Did you know that not all fat is created equal? It’s true. Some fats are better for cooking and others should really only be used cold. Why is there a difference? Why should you care?
There are a few reasons.
One reason to be selective with your fats is because of Omega 6 to Omega 3 ratios. People of this era consume way too many Omega 6’s and are suffering a lot more inflammatory diseases. Long, long ago people had an Omega 6 to Omega 3 ratio of about 1:1… now we are closer to 10:1. Too many Omega 6’s make us sick.
Another reason is that some fats are just not built to withstand heating. Fats that are not made for heat can go rancid, oxidize, and form free radicals if exposed to heat.
Fats to Cook With:
When choosing which fats to cook with, you want to look to saturated fats. Why? Because saturated fats are heat stable. Oils which are not heat stable can oxidize and that is not a good thing. An easy way to tell if a fat is a saturated fat is to see if it’s a solid form at room temperature. If it’s solid at room temp then it’s a saturated fat. Saturated fats are the ideal choice for cooking with but of course, consuming them cold is great too.
Coconut Oil – cold pressed or expeller pressed
Ghee – preferably from grass-fed cows
Palm Kernel Oil
Fats to Cook Gently With:
There are other fats that while having a lot of saturated fat, they also have a bit of monounsaturated fat. The fact that there are saturated fats means you can cook with it but since there are some monounsaturated fat; it’s not as heat stable and therefore should be cooked gently or at lower temperatures.

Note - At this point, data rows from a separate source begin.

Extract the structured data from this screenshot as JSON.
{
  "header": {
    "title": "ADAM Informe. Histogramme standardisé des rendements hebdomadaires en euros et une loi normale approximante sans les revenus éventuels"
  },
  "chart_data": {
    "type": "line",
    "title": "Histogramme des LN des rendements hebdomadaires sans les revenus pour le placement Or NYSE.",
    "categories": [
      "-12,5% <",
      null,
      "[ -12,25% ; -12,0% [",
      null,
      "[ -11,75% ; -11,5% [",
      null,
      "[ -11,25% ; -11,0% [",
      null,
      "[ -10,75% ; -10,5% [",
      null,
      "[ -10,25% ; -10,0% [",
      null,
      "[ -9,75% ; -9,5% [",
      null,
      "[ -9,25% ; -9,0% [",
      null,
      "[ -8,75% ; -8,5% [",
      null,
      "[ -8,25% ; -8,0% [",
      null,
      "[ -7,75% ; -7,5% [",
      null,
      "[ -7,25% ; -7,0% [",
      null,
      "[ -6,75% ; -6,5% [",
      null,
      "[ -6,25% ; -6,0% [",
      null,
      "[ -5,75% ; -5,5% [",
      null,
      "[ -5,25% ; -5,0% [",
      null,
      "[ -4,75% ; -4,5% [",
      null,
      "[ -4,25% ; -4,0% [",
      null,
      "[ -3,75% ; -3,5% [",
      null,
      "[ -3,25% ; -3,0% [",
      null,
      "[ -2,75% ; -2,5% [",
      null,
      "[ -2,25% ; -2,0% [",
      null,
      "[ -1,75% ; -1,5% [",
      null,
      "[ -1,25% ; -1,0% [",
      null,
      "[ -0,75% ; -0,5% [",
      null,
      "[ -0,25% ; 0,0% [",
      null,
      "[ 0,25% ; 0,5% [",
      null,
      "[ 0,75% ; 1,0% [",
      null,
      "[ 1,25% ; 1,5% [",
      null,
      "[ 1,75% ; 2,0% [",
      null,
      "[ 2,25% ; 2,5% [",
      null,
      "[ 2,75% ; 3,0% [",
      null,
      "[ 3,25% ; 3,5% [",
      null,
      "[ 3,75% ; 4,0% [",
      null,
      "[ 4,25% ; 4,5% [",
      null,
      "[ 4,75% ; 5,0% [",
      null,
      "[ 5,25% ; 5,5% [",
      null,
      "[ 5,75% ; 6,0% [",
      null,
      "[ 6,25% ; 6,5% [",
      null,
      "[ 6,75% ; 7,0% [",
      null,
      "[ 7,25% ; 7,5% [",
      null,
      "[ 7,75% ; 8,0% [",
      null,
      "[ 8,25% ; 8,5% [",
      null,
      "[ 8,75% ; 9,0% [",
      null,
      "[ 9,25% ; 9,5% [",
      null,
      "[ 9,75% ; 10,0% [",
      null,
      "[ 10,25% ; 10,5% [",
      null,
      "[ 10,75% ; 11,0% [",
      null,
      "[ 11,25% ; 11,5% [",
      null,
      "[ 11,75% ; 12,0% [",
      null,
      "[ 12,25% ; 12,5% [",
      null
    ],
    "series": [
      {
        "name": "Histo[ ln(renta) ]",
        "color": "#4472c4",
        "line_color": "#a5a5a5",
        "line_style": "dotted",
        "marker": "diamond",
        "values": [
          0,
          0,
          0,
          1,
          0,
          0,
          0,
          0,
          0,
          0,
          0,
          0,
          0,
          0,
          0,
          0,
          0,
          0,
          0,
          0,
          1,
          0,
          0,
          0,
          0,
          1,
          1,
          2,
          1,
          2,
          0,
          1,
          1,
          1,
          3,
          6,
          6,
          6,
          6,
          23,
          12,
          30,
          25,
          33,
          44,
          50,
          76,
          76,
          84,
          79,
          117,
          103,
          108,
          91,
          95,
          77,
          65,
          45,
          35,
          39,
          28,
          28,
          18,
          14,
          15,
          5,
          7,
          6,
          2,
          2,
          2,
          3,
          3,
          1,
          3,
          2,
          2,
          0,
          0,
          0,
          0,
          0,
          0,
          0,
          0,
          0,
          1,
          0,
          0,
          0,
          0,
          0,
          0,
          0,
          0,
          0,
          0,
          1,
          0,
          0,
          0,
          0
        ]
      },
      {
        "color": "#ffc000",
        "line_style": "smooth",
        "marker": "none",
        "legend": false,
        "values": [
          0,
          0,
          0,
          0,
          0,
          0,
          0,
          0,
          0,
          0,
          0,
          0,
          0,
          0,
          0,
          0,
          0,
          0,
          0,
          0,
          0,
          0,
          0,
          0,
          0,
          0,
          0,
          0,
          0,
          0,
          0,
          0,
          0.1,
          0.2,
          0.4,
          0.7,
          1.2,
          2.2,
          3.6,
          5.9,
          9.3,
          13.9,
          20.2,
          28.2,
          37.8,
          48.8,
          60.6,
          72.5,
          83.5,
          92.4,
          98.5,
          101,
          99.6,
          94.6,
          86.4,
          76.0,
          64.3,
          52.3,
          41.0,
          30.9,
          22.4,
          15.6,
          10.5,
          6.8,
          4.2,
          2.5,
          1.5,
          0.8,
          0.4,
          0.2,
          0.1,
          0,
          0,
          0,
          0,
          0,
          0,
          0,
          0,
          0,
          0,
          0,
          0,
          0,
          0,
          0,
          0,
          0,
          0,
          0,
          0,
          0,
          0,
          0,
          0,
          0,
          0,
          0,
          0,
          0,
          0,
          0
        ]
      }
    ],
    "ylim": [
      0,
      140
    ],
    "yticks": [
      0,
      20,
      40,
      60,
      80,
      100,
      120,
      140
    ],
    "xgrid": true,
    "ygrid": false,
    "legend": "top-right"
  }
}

Lard – preferably from pastured hogs
Butter – preferably from grass-fed cows
Fats to Use Cold
Polyunsaturated fats are also important fats to consume. However, they are more delicate and easily go rancid, oxidize, and form free radicals when heated because of this, these fats are best consumed raw or cold. There are many polyunsaturated fats but many of them are very high in Omega 6’s. We consume too many Omega 6’s as it is so when choosing oils it’s best to choose ones on the lower end of the Omega 6 scale.
Extra Virgin Olive Oil – cold pressed.